Originally published July 8 2005
Lower prostate cancer risk linked to vitamin D from sunlight
by Mike Adams, the Health Ranger, NaturalNews Editor
New research suggests that those with high sun exposure are 49 percent less likely to have prostate cancer.
Sun-exposed white men are less likely to get prostate cancer than their less tanned brethren, a new study shows.
That's no reason for men to recklessly sunbathe.
The greater a person's lifetime sun exposure, the greater a person's risk of skin cancer.
But the finding does indicate that vitamin D -- which humans can get from sun exposure -- protects against prostate cancer.
Also protective are genes that let some people's bodies use vitamin D more efficiently, find Esther M. John, PhD, of the Northern California Cancer Center; Gary G. Schwartz, PhD, of Wake Forest University, and colleagues.
"It's a pretty impressive finding," Schwartz tells WebMD.
Schwartz first proposed a link between prostate cancer and vitamin D in 1990.
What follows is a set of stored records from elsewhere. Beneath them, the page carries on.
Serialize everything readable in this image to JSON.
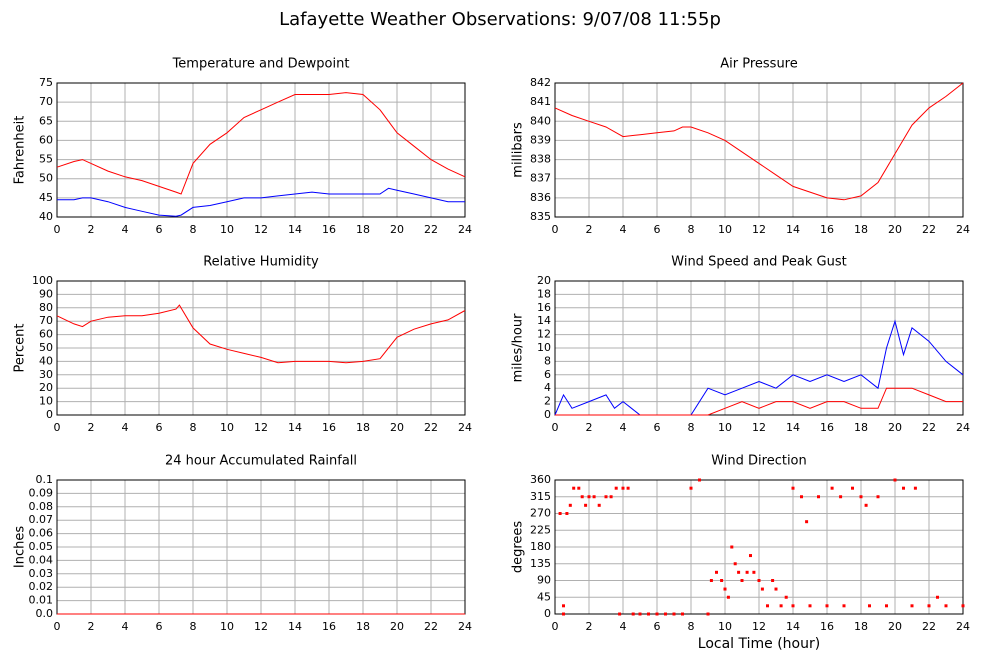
{
  "title": "Lafayette Weather Observations: 9/07/08 11:55p",
  "xlabel": "Local Time (hour)",
  "chart_data": [
    {
      "type": "line",
      "title": "Temperature and Dewpoint",
      "ylabel": "Fahrenheit",
      "x": [
        0,
        1,
        1.5,
        2,
        3,
        4,
        5,
        6,
        7,
        7.3,
        8,
        9,
        10,
        11,
        12,
        13,
        14,
        15,
        16,
        17,
        18,
        19,
        19.5,
        20,
        21,
        22,
        23,
        24
      ],
      "series": [
        {
          "color": "#ff0000",
          "values": [
            53,
            54.5,
            55,
            54,
            52,
            50.5,
            49.5,
            48,
            46.5,
            46,
            54,
            59,
            62,
            66,
            68,
            70,
            72,
            72,
            72,
            72.5,
            72,
            68,
            65,
            62,
            58.5,
            55,
            52.5,
            50.5
          ]
        },
        {
          "color": "#0000ff",
          "values": [
            44.5,
            44.5,
            45,
            45,
            44,
            42.5,
            41.5,
            40.5,
            40.2,
            40.5,
            42.5,
            43,
            44,
            45,
            45,
            45.5,
            46,
            46.5,
            46,
            46,
            46,
            46,
            47.5,
            47,
            46,
            45,
            44,
            44
          ]
        }
      ],
      "xlim": [
        0,
        24
      ],
      "xticks": [
        0,
        2,
        4,
        6,
        8,
        10,
        12,
        14,
        16,
        18,
        20,
        22,
        24
      ],
      "ylim": [
        40,
        75
      ],
      "yticks": [
        40,
        45,
        50,
        55,
        60,
        65,
        70,
        75
      ],
      "grid": true
    },
    {
      "type": "line",
      "title": "Air Pressure",
      "ylabel": "millibars",
      "x": [
        0,
        1,
        2,
        3,
        4,
        5,
        6,
        7,
        7.5,
        8,
        9,
        10,
        11,
        12,
        13,
        14,
        15,
        16,
        17,
        18,
        19,
        20,
        21,
        22,
        23,
        24
      ],
      "series": [
        {
          "color": "#ff0000",
          "values": [
            840.7,
            840.3,
            840,
            839.7,
            839.2,
            839.3,
            839.4,
            839.5,
            839.7,
            839.7,
            839.4,
            839,
            838.4,
            837.8,
            837.2,
            836.6,
            836.3,
            836,
            835.9,
            836.1,
            836.8,
            838.3,
            839.8,
            840.7,
            841.3,
            842
          ]
        }
      ],
      "xlim": [
        0,
        24
      ],
      "xticks": [
        0,
        2,
        4,
        6,
        8,
        10,
        12,
        14,
        16,
        18,
        20,
        22,
        24
      ],
      "ylim": [
        835,
        842
      ],
      "yticks": [
        835,
        836,
        837,
        838,
        839,
        840,
        841,
        842
      ],
      "grid": true
    },
    {
      "type": "line",
      "title": "Relative Humidity",
      "ylabel": "Percent",
      "x": [
        0,
        1,
        1.5,
        2,
        3,
        4,
        5,
        6,
        7,
        7.2,
        8,
        9,
        10,
        11,
        12,
        13,
        14,
        15,
        16,
        17,
        18,
        19,
        20,
        21,
        22,
        23,
        24
      ],
      "series": [
        {
          "color": "#ff0000",
          "values": [
            74,
            68,
            66,
            70,
            73,
            74,
            74,
            76,
            79,
            82,
            65,
            53,
            49,
            46,
            43,
            39,
            40,
            40,
            40,
            39,
            40,
            42,
            58,
            64,
            68,
            71,
            78
          ]
        }
      ],
      "xlim": [
        0,
        24
      ],
      "xticks": [
        0,
        2,
        4,
        6,
        8,
        10,
        12,
        14,
        16,
        18,
        20,
        22,
        24
      ],
      "ylim": [
        0,
        100
      ],
      "yticks": [
        0,
        10,
        20,
        30,
        40,
        50,
        60,
        70,
        80,
        90,
        100
      ],
      "grid": true
    },
    {
      "type": "line",
      "title": "Wind Speed and Peak Gust",
      "ylabel": "miles/hour",
      "x": [
        0,
        0.5,
        1,
        2,
        3,
        3.5,
        4,
        4.5,
        5,
        8,
        9,
        10,
        11,
        12,
        13,
        14,
        15,
        16,
        17,
        18,
        19,
        19.5,
        20,
        20.5,
        21,
        22,
        23,
        24
      ],
      "series": [
        {
          "color": "#0000ff",
          "values": [
            0,
            3,
            1,
            2,
            3,
            1,
            2,
            1,
            0,
            0,
            4,
            3,
            4,
            5,
            4,
            6,
            5,
            6,
            5,
            6,
            4,
            10,
            14,
            9,
            13,
            11,
            8,
            6
          ]
        },
        {
          "color": "#ff0000",
          "values": [
            0,
            0,
            0,
            0,
            0,
            0,
            0,
            0,
            0,
            0,
            0,
            1,
            2,
            1,
            2,
            2,
            1,
            2,
            2,
            1,
            1,
            4,
            4,
            4,
            4,
            3,
            2,
            2
          ]
        }
      ],
      "xlim": [
        0,
        24
      ],
      "xticks": [
        0,
        2,
        4,
        6,
        8,
        10,
        12,
        14,
        16,
        18,
        20,
        22,
        24
      ],
      "ylim": [
        0,
        20
      ],
      "yticks": [
        0,
        2,
        4,
        6,
        8,
        10,
        12,
        14,
        16,
        18,
        20
      ],
      "grid": true
    },
    {
      "type": "line",
      "title": "24 hour Accumulated Rainfall",
      "ylabel": "Inches",
      "x": [
        0,
        24
      ],
      "series": [
        {
          "color": "#ff0000",
          "values": [
            0,
            0
          ]
        }
      ],
      "xlim": [
        0,
        24
      ],
      "xticks": [
        0,
        2,
        4,
        6,
        8,
        10,
        12,
        14,
        16,
        18,
        20,
        22,
        24
      ],
      "ylim": [
        0,
        0.1
      ],
      "yticks": [
        {
          "value": 0,
          "label": "0.0"
        },
        0.01,
        0.02,
        0.03,
        0.04,
        0.05,
        0.06,
        0.07,
        0.08,
        0.09,
        0.1
      ],
      "grid": true
    },
    {
      "type": "scatter",
      "title": "Wind Direction",
      "ylabel": "degrees",
      "x": [
        0.3,
        0.5,
        0.5,
        0.7,
        0.9,
        1.1,
        1.4,
        1.6,
        1.8,
        2,
        2.3,
        2.6,
        3,
        3.3,
        3.6,
        3.8,
        4,
        4.3,
        4.6,
        5,
        5.5,
        6,
        6.5,
        7,
        7.5,
        8,
        8.5,
        9,
        9.2,
        9.5,
        9.8,
        10,
        10.2,
        10.4,
        10.6,
        10.8,
        11,
        11.3,
        11.5,
        11.7,
        12,
        12.2,
        12.5,
        12.8,
        13,
        13.3,
        13.6,
        14,
        14,
        14.5,
        14.8,
        15,
        15.5,
        16,
        16.3,
        16.8,
        17,
        17.5,
        18,
        18.3,
        18.5,
        19,
        19.5,
        20,
        20.5,
        21,
        21.2,
        22,
        22.5,
        23,
        24
      ],
      "series": [
        {
          "color": "#ff0000",
          "values": [
            270,
            0,
            22,
            270,
            292,
            338,
            338,
            315,
            292,
            315,
            315,
            292,
            315,
            315,
            338,
            0,
            338,
            338,
            0,
            0,
            0,
            0,
            0,
            0,
            0,
            338,
            360,
            0,
            90,
            112,
            90,
            67,
            45,
            180,
            135,
            112,
            90,
            112,
            157,
            112,
            90,
            67,
            22,
            90,
            67,
            22,
            45,
            22,
            338,
            315,
            248,
            22,
            315,
            22,
            338,
            315,
            22,
            338,
            315,
            292,
            22,
            315,
            22,
            360,
            338,
            22,
            338,
            22,
            45,
            22,
            22
          ]
        }
      ],
      "xlim": [
        0,
        24
      ],
      "xticks": [
        0,
        2,
        4,
        6,
        8,
        10,
        12,
        14,
        16,
        18,
        20,
        22,
        24
      ],
      "ylim": [
        0,
        360
      ],
      "yticks": [
        0,
        45,
        90,
        135,
        180,
        225,
        270,
        315,
        360
      ],
      "grid": true
    }
  ]
}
That's when he noticed that the populations most likely to get too little vitamin D are the same populations most likely to get prostate cancer.
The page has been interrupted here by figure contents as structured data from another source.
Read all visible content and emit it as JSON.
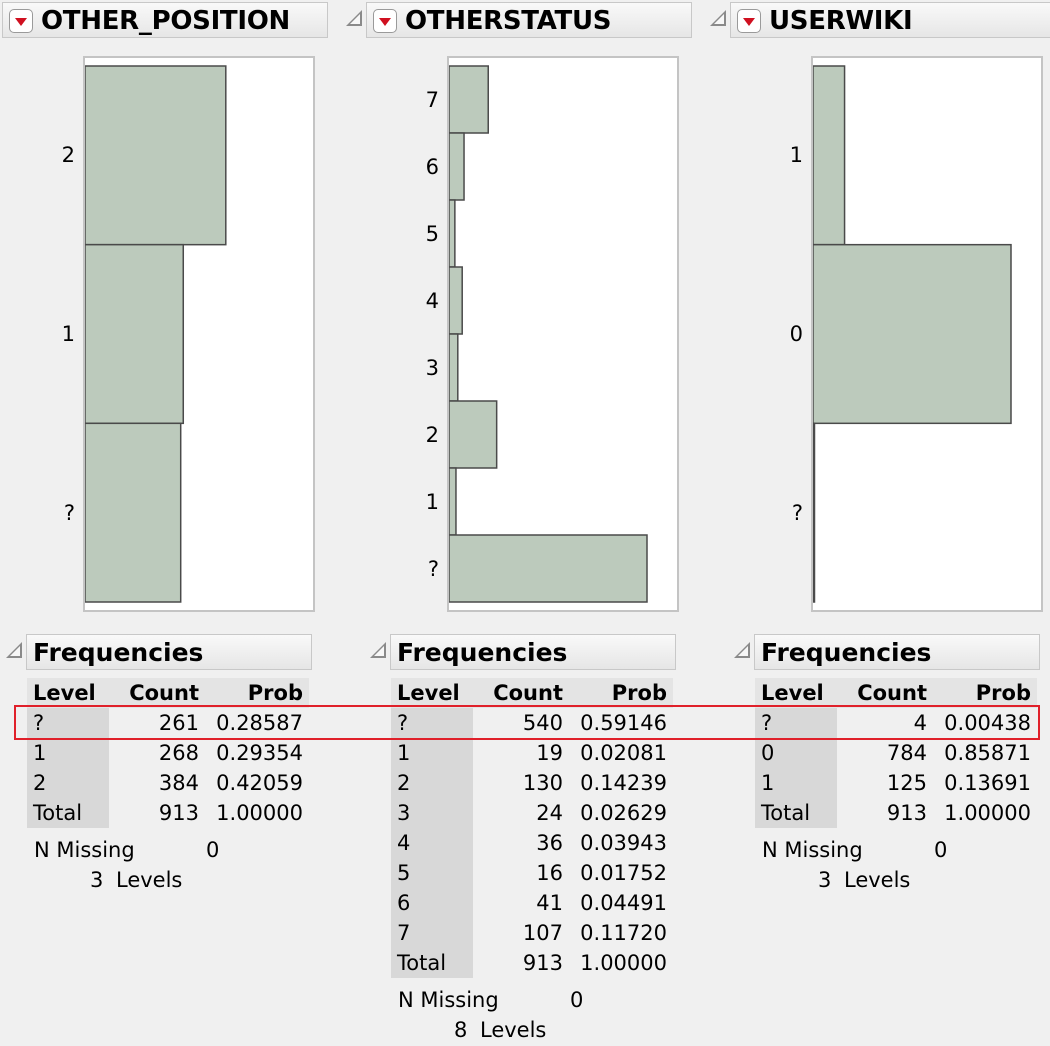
{
  "panels": [
    {
      "title": "OTHER_POSITION",
      "chart_data": {
        "type": "bar",
        "orientation": "horizontal",
        "categories": [
          "2",
          "1",
          "?"
        ],
        "values": [
          384,
          268,
          261
        ]
      },
      "frequencies": {
        "title": "Frequencies",
        "headers": [
          "Level",
          "Count",
          "Prob"
        ],
        "rows": [
          [
            "?",
            "261",
            "0.28587"
          ],
          [
            "1",
            "268",
            "0.29354"
          ],
          [
            "2",
            "384",
            "0.42059"
          ],
          [
            "Total",
            "913",
            "1.00000"
          ]
        ],
        "n_missing_label": "N Missing",
        "n_missing": "0",
        "levels_count": "3",
        "levels_label": "Levels"
      }
    },
    {
      "title": "OTHERSTATUS",
      "chart_data": {
        "type": "bar",
        "orientation": "horizontal",
        "categories": [
          "7",
          "6",
          "5",
          "4",
          "3",
          "2",
          "1",
          "?"
        ],
        "values": [
          107,
          41,
          16,
          36,
          24,
          130,
          19,
          540
        ]
      },
      "frequencies": {
        "title": "Frequencies",
        "headers": [
          "Level",
          "Count",
          "Prob"
        ],
        "rows": [
          [
            "?",
            "540",
            "0.59146"
          ],
          [
            "1",
            "19",
            "0.02081"
          ],
          [
            "2",
            "130",
            "0.14239"
          ],
          [
            "3",
            "24",
            "0.02629"
          ],
          [
            "4",
            "36",
            "0.03943"
          ],
          [
            "5",
            "16",
            "0.01752"
          ],
          [
            "6",
            "41",
            "0.04491"
          ],
          [
            "7",
            "107",
            "0.11720"
          ],
          [
            "Total",
            "913",
            "1.00000"
          ]
        ],
        "n_missing_label": "N Missing",
        "n_missing": "0",
        "levels_count": "8",
        "levels_label": "Levels"
      }
    },
    {
      "title": "USERWIKI",
      "chart_data": {
        "type": "bar",
        "orientation": "horizontal",
        "categories": [
          "1",
          "0",
          "?"
        ],
        "values": [
          125,
          784,
          4
        ]
      },
      "frequencies": {
        "title": "Frequencies",
        "headers": [
          "Level",
          "Count",
          "Prob"
        ],
        "rows": [
          [
            "?",
            "4",
            "0.00438"
          ],
          [
            "0",
            "784",
            "0.85871"
          ],
          [
            "1",
            "125",
            "0.13691"
          ],
          [
            "Total",
            "913",
            "1.00000"
          ]
        ],
        "n_missing_label": "N Missing",
        "n_missing": "0",
        "levels_count": "3",
        "levels_label": "Levels"
      }
    }
  ],
  "colors": {
    "bar_fill": "#bccabc",
    "bar_stroke": "#4a4a4a",
    "highlight": "#e0202a"
  }
}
That resembles essentially the same people who most often got what used to be called rickets, a bone-deforming disease linked to lack of exposure to sunlight," Schwartz says.
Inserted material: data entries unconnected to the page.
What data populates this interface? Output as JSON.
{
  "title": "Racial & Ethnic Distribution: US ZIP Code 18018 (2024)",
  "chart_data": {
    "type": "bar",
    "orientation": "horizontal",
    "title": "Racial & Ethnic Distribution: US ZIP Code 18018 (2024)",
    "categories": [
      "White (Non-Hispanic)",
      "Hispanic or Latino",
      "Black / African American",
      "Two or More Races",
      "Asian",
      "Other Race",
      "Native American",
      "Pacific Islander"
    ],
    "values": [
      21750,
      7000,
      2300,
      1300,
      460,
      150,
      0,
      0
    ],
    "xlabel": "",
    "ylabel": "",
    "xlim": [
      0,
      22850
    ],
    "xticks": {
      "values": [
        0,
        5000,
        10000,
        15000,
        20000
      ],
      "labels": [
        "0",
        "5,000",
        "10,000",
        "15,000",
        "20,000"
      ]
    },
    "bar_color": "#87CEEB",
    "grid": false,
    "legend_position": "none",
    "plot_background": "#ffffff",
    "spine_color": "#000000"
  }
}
"So I argued that if vitamin D deficiency causes one disease -- rickets -- there is no reason why it cannot cause another disease -- prostate cancer -- later in life."
People living in the north and elderly people tend to get less time in the sun than young people living in southern climes.
Unlike other vitamins, a person's main source of vitamin D isn't food; it's sunshine.
Schwartz and colleagues found that prostate cancer cells are less likely to behave like cancer cells when exposed to vitamin D.
Moreover, Schwartz notes that prostate cells are able to process vitamin D. In fact, the surface of a prostate cell bears a molecule called a vitamin D receptor or VDR.